Professora de Direito da UnP explica regras do benefício e destaca importância da presença paterna nos primeiros dias da criança
| Foto: Helena Lopes (Pexels) |
A chegada de um filho representa uma mudança na rotina familiar e exige dos pais tempo para adaptação, cuidados e organização da nova dinâmica da casa. Nesse contexto, a licença-paternidade vai além de um período de afastamento das atividades profissionais: trata-se de um direito trabalhista que também está relacionado à proteção da infância, à convivência familiar e à divisão das responsabilidades entre os pais.
Tina Moraes, advogada e professora do curso de Direito da Universidade Potiguar (UnP), integrante do maior e mais inovador ecossistema de educação de qualidade do Brasil: o Ecossistema Ânima, explica que a licença-paternidade possui previsão na Constituição Federal e é assegurada aos trabalhadores como um direito social. Atualmente, a regra geral estabelece cinco dias consecutivos de afastamento remunerado, contados a partir do nascimento do filho, da adoção ou da concessão de guarda judicial para fins de adoção.
“A licença-paternidade transcende a natureza de simples benefício trabalhista individual, constituindo uma garantia fundamental voltada à proteção da família e da infância. A Constituição Federal impõe como dever da família, da sociedade e do Estado assegurar à criança, com absoluta prioridade, o direito à vida, à saúde, à convivência familiar e ao cuidado”, explica Tina.

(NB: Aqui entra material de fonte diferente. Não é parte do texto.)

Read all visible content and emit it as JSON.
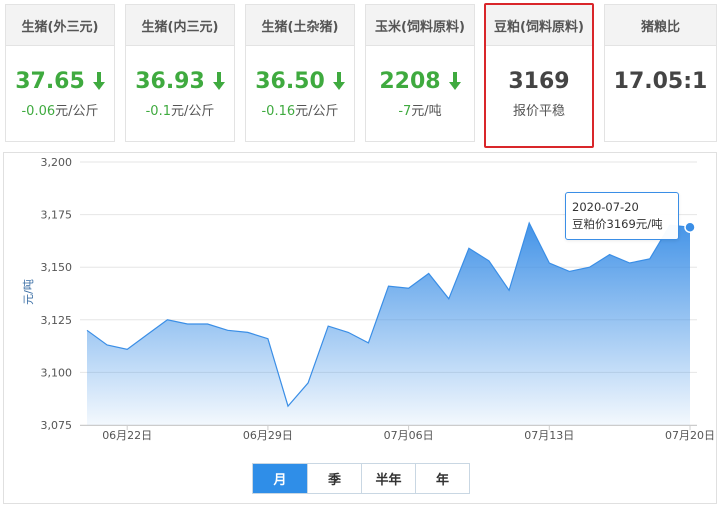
{
  "cards": [
    {
      "title": "生猪(外三元)",
      "value": "37.65",
      "trend": "down",
      "change": "-0.06",
      "unit": "元/公斤"
    },
    {
      "title": "生猪(内三元)",
      "value": "36.93",
      "trend": "down",
      "change": "-0.1",
      "unit": "元/公斤"
    },
    {
      "title": "生猪(土杂猪)",
      "value": "36.50",
      "trend": "down",
      "change": "-0.16",
      "unit": "元/公斤"
    },
    {
      "title": "玉米(饲料原料)",
      "value": "2208",
      "trend": "down",
      "change": "-7",
      "unit": "元/吨"
    },
    {
      "title": "豆粕(饲料原料)",
      "value": "3169",
      "trend": "flat",
      "change": "报价平稳",
      "unit": ""
    },
    {
      "title": "猪粮比",
      "value": "17.05:1",
      "trend": "none",
      "change": "",
      "unit": ""
    }
  ],
  "colors": {
    "down": "#3faa3f",
    "highlight_border": "#d9262a",
    "series": "#3a8ee6",
    "active_tab": "#2f8ee8"
  },
  "chart_data": {
    "type": "area",
    "ylabel": "元/吨",
    "ylim": [
      3075,
      3200
    ],
    "yticks": [
      3075,
      3100,
      3125,
      3150,
      3175,
      3200
    ],
    "ytick_labels": [
      "3,075",
      "3,100",
      "3,125",
      "3,150",
      "3,175",
      "3,200"
    ],
    "x": [
      "06-20",
      "06-21",
      "06-22",
      "06-23",
      "06-24",
      "06-25",
      "06-26",
      "06-27",
      "06-28",
      "06-29",
      "06-30",
      "07-01",
      "07-02",
      "07-03",
      "07-04",
      "07-05",
      "07-06",
      "07-07",
      "07-08",
      "07-09",
      "07-10",
      "07-11",
      "07-12",
      "07-13",
      "07-14",
      "07-15",
      "07-16",
      "07-17",
      "07-18",
      "07-19",
      "07-20"
    ],
    "values": [
      3120,
      3113,
      3111,
      3118,
      3125,
      3123,
      3123,
      3120,
      3119,
      3116,
      3084,
      3095,
      3122,
      3119,
      3114,
      3141,
      3140,
      3147,
      3135,
      3159,
      3153,
      3139,
      3171,
      3152,
      3148,
      3150,
      3156,
      3152,
      3154,
      3170,
      3169
    ],
    "xtick_labels": [
      {
        "index": 2,
        "label": "06月22日"
      },
      {
        "index": 9,
        "label": "06月29日"
      },
      {
        "index": 16,
        "label": "07月06日"
      },
      {
        "index": 23,
        "label": "07月13日"
      },
      {
        "index": 30,
        "label": "07月20日"
      }
    ],
    "grid": true,
    "tooltip": {
      "date": "2020-07-20",
      "text": "豆粕价3169元/吨"
    }
  },
  "range_tabs": [
    "月",
    "季",
    "半年",
    "年"
  ],
  "active_range": "月"
}
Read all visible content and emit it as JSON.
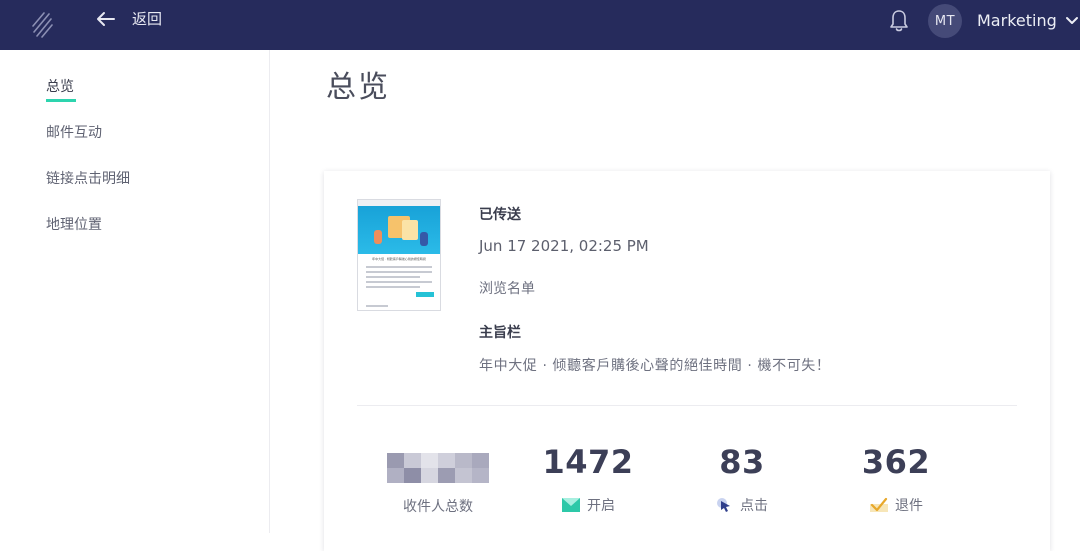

O benefício é assegurado aos trabalhadores contratados pelo regime da Consolidação das Leis do Trabalho (CLT), incluindo trabalhadores urbanos, rurais, avulsos e domésticos. Também contempla servidores públicos, conforme normas específicas, além de pais que adotarem uma criança ou obtiverem guarda judicial para fins de adoção.
Ampliação da licença-paternidade
Mudanças importantes estão sendo implementadas na licença-paternidade: A lei nº 15.371/2026, sancionada em março deste ano, criou o salário-paternidade, benefício de natureza previdenciária para trabalhadores fora do regime formal e segurados especiais, e estabeleceu uma ampliação progressiva do período de afastamento.
A partir de 1º de janeiro de 2027, serão 10 dias; em 2028, 15 dias; e, em 2029, a licença chegará a 20 dias. A duração de 20 dias, no entanto, está condicionada ao cumprimento de uma meta fiscal prevista na própria legislação. Até lá, permanece válido o modelo atual.
Em empresas participantes do Programa Empresa Cidadã, hoje o trabalhador pode ter a licença ampliada para 20 dias, mediante o cumprimento dos requisitos previstos. Com a atualização, o programa continuará prevendo uma extensão de 15 dias, além do período obrigatório estabelecido para o direito.
“Para que o trabalhador faça jus ao benefício ampliado, é indispensável que a empresa seja vinculada ao programa, que o empregado formule o requerimento formal no prazo de dois dias úteis após o parto e que comprove a participação em programa ou atividade de orientação sobre paternidade responsável”, esclarece a professora.
A legislação também prevê situações específicas de ampliação do período. Entre elas está o nascimento ou a adoção de criança com deficiência permanente decorrente de síndrome congênita associada à infecção pelo vírus Zika, hipótese em que o trabalhador pode ter direito a 20 dias de licença.
Direitos durante a licença
Durante o período de afastamento, o trabalhador com carteira assinada recebe o salário integral, sem descontos relacionados à ausência. “A licença-paternidade é considerada uma hipótese de interrupção do contrato de trabalho, o que significa que o período continua sendo contabilizado para efeitos legais, incluindo férias, previdência e recolhimento do FGTS”, explica a especialista.
Outro ponto importante é que o afastamento deve ser efetivo. Durante a licença, o trabalhador não deve exercer atividades profissionais, seja presencialmente ou de forma remota, já que o período é destinado à convivência e aos cuidados com o filho.
Presença paterna e divisão dos cuidados
Para Tina Moraes, a importância da licença-paternidade não está apenas na garantia de que o trabalhador possa se ausentar do emprego sem prejuízo salarial. O direito também possibilita que o pai esteja presente em uma fase de intensas mudanças para toda a família, representando um avanço na compreensão da parentalidade como uma responsabilidade compartilhada.
“Ao assegurar ao pai o tempo necessário para prestar apoio físico, psicológico e material à mãe durante o período pós-parto, a norma atua na redução das desigualdades de gênero no mercado de trabalho e na desconstrução de estigmas sociais”, afirma a docente.